Downside risks remain but, more fundamentally, pre–serving favourable financial conditions will be a matter of consistency and credibility. The ECB just committed to an “especially forceful or persistent” monetary stance as long as policy rates remain close to their lower limit.
The newly adopted forward guidance on policy rates reflects this policy adjustment, with stricter conditions set for core inflation before the ECB even thinks about thinking about hiking rates. Now unconventional policy tools will have to be adjusted accordingly, which include the APP but also its scheme for financing banks at deeply negative levels below the ECB’s deposit rate, known as Targeted Longer-Term Refinancing Operations.
We have long expected the monthly pace of APP purchases to be doubled to €40bn from the second-quarter of 2022, and the flexibility of the programme to be enhanced, but it could take a completely different form.

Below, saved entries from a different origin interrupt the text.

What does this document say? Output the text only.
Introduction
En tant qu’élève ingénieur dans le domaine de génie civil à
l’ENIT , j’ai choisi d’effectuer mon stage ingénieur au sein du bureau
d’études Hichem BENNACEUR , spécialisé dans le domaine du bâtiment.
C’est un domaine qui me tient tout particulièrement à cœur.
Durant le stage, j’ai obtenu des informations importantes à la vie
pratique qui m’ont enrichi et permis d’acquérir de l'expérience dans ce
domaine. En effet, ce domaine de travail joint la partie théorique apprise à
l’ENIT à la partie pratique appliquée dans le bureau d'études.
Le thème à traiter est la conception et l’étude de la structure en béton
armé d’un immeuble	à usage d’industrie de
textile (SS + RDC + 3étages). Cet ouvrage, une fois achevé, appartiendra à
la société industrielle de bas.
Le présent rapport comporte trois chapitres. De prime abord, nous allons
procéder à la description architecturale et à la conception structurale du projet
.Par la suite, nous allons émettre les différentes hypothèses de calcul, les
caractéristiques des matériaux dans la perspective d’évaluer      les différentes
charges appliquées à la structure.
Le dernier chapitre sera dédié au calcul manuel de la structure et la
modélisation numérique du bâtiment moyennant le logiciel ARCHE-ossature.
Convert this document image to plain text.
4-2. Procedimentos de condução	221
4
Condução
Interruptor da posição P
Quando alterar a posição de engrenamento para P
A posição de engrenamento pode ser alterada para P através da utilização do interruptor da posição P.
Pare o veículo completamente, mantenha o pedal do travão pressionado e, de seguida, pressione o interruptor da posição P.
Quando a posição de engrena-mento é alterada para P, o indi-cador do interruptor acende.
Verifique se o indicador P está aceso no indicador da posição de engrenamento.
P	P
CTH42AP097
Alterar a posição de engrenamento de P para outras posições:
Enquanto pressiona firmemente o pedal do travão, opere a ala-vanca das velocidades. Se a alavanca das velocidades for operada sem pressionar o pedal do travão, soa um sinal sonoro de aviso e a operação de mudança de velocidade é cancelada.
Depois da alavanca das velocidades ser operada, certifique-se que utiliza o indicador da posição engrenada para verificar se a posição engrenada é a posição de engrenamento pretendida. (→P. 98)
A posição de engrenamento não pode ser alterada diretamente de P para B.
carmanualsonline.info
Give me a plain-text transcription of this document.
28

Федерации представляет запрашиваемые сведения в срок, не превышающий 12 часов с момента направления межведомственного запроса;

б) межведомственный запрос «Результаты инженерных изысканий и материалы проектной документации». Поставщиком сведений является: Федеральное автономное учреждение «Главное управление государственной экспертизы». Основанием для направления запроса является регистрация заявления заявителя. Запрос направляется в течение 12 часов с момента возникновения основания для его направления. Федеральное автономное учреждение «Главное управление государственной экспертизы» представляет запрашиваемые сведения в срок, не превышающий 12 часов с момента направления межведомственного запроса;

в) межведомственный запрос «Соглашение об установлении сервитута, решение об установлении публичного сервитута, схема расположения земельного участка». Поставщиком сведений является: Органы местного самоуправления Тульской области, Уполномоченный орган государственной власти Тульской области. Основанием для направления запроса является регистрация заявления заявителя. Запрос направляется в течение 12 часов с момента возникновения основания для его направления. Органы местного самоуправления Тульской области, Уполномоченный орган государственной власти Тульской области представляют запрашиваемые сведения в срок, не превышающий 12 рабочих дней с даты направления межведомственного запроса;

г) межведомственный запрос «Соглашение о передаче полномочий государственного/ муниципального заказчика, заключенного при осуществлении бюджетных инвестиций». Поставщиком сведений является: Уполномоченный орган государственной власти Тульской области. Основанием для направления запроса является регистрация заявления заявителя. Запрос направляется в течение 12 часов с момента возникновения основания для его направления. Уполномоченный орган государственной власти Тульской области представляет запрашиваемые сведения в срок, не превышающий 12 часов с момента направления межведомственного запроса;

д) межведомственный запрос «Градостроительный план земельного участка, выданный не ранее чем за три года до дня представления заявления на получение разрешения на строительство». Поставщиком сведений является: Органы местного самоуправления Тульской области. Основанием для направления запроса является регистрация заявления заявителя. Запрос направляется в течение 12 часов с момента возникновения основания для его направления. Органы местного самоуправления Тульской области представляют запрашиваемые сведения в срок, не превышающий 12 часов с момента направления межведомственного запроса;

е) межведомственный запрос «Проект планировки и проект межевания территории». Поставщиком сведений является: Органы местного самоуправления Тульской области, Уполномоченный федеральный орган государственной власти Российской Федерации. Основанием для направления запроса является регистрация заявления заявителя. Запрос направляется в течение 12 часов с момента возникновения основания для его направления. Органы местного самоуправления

For instance, the ECB could decide on an annual QE amount to be spent in a flexible way, based on financial conditions but also on the projected increase in government bond supply. Indeed, for the ECB’s strategy to be successful, it will require continued coordination with fiscal policy.
Either way, the ECB’s overall asset purchases will probably halve in 2022, to around €500bn-€600bn in our projections, down from €1,100bn in 2020 and 2021.
While evidence suggests that the stock of QE matters more than the flow and the supply of government bonds will also slow significantly next year, the euro area bond market has operated under the assumption of continued ECB intervention. Bond yields thus remain at risk of moving to a damaging level if the APP were to be halted prematurely.